= Feng Chuanhan =

Chinese orthopedic surgeon and professor (1914–2019)

Feng Chuanhan (冯传汉; 26 January 1914 – 16 June 2019) was a Chinese orthopaedic surgeon and professor. He served as Vice President of Beijing Medical College and President of Peking University People's Hospital. A pioneer in the research of bone cancer in China, he was awarded the Ho Leung Ho Lee Prize and the Lifetime Achievement Award of the Chinese Medical Association.

== Biography ==
Feng was born on 26 January 1914 in Hankou, Hubei, Republic of China, with his ancestral home in Panyu, Guangdong. In 1932, he entered the pre-medical program of Yenching University, where he earned his bachelor of science degree. He earned his MD in 1940 from Peking Union Medical College. From 1949 to 1950, he received training in England in orthopaedics and hand surgery.

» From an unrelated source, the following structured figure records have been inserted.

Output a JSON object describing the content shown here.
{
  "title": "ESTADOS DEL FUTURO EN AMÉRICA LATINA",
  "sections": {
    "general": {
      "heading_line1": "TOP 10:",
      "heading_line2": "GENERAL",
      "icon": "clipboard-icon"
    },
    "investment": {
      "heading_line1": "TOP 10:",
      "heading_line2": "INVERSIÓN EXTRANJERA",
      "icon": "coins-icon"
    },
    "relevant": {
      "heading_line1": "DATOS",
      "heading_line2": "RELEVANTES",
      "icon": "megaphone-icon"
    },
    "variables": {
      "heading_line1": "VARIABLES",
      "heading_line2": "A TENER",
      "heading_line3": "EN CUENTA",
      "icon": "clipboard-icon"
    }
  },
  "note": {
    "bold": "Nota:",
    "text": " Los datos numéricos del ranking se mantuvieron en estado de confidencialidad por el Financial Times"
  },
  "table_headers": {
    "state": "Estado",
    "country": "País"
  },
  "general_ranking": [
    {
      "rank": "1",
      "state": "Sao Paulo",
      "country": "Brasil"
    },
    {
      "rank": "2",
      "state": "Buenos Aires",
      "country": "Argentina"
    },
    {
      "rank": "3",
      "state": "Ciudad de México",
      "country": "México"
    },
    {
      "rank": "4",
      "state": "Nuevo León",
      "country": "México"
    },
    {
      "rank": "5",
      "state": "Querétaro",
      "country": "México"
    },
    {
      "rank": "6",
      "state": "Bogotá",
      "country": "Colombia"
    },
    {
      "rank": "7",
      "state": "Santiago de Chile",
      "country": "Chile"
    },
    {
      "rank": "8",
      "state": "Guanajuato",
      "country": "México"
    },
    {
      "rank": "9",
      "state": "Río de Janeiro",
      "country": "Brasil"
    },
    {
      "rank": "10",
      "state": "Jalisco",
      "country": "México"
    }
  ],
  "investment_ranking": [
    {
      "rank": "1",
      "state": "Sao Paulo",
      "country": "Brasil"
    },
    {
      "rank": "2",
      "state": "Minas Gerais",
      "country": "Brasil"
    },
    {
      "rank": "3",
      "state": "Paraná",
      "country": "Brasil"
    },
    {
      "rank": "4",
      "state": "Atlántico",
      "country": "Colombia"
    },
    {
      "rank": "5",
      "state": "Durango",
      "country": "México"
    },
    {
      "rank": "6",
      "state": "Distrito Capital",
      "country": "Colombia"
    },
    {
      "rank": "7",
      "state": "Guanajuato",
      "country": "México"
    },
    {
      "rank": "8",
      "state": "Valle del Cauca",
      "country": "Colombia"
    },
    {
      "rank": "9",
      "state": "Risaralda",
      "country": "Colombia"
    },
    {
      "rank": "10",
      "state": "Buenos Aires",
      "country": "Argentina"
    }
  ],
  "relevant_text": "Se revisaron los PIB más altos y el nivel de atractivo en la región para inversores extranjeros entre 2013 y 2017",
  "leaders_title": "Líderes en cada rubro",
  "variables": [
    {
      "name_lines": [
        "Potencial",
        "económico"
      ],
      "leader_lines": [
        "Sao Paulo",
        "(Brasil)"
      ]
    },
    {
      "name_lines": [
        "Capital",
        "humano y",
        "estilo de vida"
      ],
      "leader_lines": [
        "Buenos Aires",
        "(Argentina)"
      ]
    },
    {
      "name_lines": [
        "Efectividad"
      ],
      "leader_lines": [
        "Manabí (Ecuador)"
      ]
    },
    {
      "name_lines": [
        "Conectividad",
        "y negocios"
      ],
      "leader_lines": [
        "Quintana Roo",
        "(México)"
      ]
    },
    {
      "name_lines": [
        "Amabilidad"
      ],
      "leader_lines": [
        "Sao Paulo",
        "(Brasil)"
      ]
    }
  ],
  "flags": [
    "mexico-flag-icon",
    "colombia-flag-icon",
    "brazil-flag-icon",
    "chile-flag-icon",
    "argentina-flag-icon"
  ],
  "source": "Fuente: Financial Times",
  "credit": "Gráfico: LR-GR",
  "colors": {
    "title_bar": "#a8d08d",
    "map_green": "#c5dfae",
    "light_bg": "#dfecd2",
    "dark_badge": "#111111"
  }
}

In 1942, Feng began working at Peking Central Hospital (now Peking University People's Hospital). He established the Department of Osteology at the hospital and served as its director, and pioneered the research of bone cancer and soft tissue tumours in China. He later served as president of the hospital. From 1980 to 1985, he served as Vice President of Beijing Medical College (now Peking University Health Science Center).

Feng was awarded the Ho Leung Ho Lee Prize for Medical Sciences and Materia Medica, and the Lifetime Achievement Award of the Chinese Medical Association.

Feng died in Beijing on 16 June 2019, at the age of 105.